EXCLUSIVE
Ryan Crighton
Business Editor
SOARING butter prices and the decline of Scotland’s dairy industry are threatening the country’s national biscuit.
Shortbread manufacturers are being squeezed like never before by the rising cost their core ingredient, which can jump by up to £1,000 a tonne in a matter of months.
A Press and Journal investigation has found that since 2007, nearly 3,000 UK dairy farmers stopped milking, and over the same period, the price of butter nearly doubled from £1,750 a tonne to £3,000.
Demand from growing economies with western tastes has compounded the crisis further.
Last night, two of Scotland’s most famous shortbread firms said commodity prices were making life “difficult” – with one revealing that a spike in costs last year wiped nearly £300,000 off his profits.
Bill Dean, managing director of Dean’s of Huntly, said firms were “battening down the hatches” once more.
“I can remember not so long ago when the price was £1,600 a tonne – it’s now double that,” he said.
“The supply chain is smaller because more and more farmers have been squeezed out of dairy farming and into other sectors.
“That, combined with emerging markets developing a taste for western products, has created a perfect storm for butter prices – because demand is soaring.”
His 150 employees send 69 million biscuits around the world every year, but he said business was getting harder and harder.
He added: “We are currently doing out audit on last year’s accounts, and it has emerged that butter price rises wiped £295,000 off our profit.
“And we have no control over these massive fluctuations.
“If the prices are starting to rise again, then we better batten down the hatches.
“We have a fixed price on our butter until the end of the year, but when it comes to renewing that, it could well be £1,000 a tonne more expensive. And we use 400 tonnes a year.”
Aberlour-based Walkers, which now employs a record 1,600 people, first exported its shortbread to France in the 1970s.
It now sells its internationally-famous shortbread, oatcakes and other Scottish specialities all over the world and exported biscuits worth £50million in 2012.
Despite that success, joint managing director Jim Walker says they too are being squeezed.
“Butter prices are always a huge challenge,” he said.
“The price has been very volatile for six or seven years now, and the general trend has been in an upwards direction.

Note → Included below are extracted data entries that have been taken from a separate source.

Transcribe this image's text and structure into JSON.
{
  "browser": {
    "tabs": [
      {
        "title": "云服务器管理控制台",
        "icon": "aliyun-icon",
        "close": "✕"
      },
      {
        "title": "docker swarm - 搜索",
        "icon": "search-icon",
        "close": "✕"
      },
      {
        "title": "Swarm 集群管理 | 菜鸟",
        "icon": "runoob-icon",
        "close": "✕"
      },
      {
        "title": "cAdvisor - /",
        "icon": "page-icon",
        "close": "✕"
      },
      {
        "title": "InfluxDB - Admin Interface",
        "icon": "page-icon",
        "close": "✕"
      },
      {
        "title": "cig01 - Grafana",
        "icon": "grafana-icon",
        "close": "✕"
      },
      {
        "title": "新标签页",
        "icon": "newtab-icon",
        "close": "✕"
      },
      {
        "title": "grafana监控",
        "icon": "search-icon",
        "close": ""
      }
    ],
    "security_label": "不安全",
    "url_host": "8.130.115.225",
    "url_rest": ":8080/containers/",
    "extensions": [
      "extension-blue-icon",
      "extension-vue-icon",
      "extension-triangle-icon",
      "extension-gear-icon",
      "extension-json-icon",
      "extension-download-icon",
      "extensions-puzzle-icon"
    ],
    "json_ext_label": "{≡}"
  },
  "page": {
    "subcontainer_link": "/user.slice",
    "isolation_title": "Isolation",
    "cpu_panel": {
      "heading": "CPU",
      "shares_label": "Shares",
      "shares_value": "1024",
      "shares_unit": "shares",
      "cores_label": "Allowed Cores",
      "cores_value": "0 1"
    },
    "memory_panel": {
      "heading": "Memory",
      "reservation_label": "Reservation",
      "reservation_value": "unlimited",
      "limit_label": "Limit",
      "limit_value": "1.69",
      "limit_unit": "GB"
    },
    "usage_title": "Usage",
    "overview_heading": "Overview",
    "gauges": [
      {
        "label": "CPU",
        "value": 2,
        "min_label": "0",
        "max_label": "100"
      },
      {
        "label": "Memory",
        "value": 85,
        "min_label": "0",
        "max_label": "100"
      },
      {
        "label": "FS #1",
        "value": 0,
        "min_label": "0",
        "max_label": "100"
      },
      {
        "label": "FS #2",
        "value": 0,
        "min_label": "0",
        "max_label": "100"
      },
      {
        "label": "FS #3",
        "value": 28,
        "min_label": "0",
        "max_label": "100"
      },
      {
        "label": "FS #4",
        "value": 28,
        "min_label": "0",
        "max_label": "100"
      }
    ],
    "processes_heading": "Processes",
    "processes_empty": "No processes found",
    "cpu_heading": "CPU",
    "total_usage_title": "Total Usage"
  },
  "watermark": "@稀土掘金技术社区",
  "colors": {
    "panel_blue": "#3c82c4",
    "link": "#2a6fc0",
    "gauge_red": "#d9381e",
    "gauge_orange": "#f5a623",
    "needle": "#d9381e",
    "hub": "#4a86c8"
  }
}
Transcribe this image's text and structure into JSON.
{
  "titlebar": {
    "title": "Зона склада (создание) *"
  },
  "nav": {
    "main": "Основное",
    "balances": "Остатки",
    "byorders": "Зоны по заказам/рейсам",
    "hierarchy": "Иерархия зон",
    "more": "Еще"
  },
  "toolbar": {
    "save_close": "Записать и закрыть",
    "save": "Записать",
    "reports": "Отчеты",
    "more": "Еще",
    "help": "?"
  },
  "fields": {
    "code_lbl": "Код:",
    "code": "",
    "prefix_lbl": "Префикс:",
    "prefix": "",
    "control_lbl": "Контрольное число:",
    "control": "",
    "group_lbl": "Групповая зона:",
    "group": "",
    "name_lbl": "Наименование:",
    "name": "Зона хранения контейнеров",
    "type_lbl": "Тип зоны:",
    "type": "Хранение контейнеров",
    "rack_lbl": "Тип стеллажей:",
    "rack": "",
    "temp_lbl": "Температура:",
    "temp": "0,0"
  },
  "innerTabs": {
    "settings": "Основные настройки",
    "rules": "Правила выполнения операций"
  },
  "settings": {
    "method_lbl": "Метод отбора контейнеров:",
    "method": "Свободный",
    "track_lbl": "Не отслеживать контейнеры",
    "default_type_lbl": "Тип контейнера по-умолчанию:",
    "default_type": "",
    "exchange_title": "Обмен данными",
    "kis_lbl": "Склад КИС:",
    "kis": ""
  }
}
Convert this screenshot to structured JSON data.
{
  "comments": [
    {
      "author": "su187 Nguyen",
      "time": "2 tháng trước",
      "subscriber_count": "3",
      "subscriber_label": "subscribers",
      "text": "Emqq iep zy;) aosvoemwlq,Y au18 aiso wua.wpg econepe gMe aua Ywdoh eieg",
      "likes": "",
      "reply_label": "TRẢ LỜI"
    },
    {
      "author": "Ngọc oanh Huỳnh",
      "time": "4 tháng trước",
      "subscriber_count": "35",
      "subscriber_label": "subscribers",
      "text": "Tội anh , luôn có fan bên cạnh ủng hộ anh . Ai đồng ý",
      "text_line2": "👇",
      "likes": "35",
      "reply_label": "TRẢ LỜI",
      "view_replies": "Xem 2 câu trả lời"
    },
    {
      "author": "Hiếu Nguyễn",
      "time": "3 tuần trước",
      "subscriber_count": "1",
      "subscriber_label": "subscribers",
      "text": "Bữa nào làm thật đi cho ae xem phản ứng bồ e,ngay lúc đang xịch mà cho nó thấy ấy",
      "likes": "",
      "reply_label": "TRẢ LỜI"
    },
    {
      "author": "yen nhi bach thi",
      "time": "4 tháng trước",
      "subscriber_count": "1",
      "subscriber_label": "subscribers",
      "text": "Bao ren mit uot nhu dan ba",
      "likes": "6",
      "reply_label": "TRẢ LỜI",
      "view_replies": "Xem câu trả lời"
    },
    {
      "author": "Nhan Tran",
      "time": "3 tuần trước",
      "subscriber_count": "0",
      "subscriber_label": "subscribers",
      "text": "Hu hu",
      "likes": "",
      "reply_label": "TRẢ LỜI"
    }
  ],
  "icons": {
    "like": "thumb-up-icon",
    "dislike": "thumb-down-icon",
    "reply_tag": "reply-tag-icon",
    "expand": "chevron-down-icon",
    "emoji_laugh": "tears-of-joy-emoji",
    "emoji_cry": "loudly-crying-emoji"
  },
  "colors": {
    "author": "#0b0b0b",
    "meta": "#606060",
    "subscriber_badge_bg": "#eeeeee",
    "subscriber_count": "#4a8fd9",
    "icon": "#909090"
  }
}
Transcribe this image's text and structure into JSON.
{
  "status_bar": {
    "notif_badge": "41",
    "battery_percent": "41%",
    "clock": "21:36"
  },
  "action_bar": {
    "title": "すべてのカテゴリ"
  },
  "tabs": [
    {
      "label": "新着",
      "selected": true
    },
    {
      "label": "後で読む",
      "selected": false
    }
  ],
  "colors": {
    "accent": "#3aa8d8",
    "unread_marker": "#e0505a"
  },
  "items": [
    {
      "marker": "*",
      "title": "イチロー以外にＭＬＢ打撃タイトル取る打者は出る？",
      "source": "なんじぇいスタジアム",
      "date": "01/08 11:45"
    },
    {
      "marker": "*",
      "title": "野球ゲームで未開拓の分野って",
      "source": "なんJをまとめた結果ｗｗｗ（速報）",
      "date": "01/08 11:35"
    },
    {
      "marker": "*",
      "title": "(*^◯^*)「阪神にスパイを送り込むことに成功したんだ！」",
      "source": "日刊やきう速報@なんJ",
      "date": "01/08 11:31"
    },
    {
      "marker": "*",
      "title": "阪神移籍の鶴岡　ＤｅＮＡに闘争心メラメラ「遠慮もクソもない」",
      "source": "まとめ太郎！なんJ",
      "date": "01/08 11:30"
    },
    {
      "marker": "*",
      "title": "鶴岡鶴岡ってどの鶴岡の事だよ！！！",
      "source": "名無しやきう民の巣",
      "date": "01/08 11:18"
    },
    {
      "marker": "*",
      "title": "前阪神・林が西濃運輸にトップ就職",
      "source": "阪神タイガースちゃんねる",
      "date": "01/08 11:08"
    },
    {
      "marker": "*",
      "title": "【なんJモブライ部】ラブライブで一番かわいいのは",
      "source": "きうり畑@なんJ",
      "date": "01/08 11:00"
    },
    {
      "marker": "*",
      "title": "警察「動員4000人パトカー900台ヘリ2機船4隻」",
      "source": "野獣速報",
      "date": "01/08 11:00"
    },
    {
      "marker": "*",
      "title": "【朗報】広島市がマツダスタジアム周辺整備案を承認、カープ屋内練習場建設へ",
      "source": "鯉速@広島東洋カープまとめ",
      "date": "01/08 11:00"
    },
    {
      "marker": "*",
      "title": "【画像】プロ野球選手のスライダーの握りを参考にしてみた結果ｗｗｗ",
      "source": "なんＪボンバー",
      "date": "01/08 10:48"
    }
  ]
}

“But even seven years ago it was volatile – but when there were spikes in price then, it was usually followed by a correction. It would shoot up then come down.
“We use several thousand tonnes a year and the price has a huge impact on our business, more than any other commodity.
“There is rising demand for butter worldwide, and adverse events elsewhere in the world can also add to the price.
“Our margins have been squeezed for two years now and when the price rises above £3,000 a tonne, it becomes very difficult.”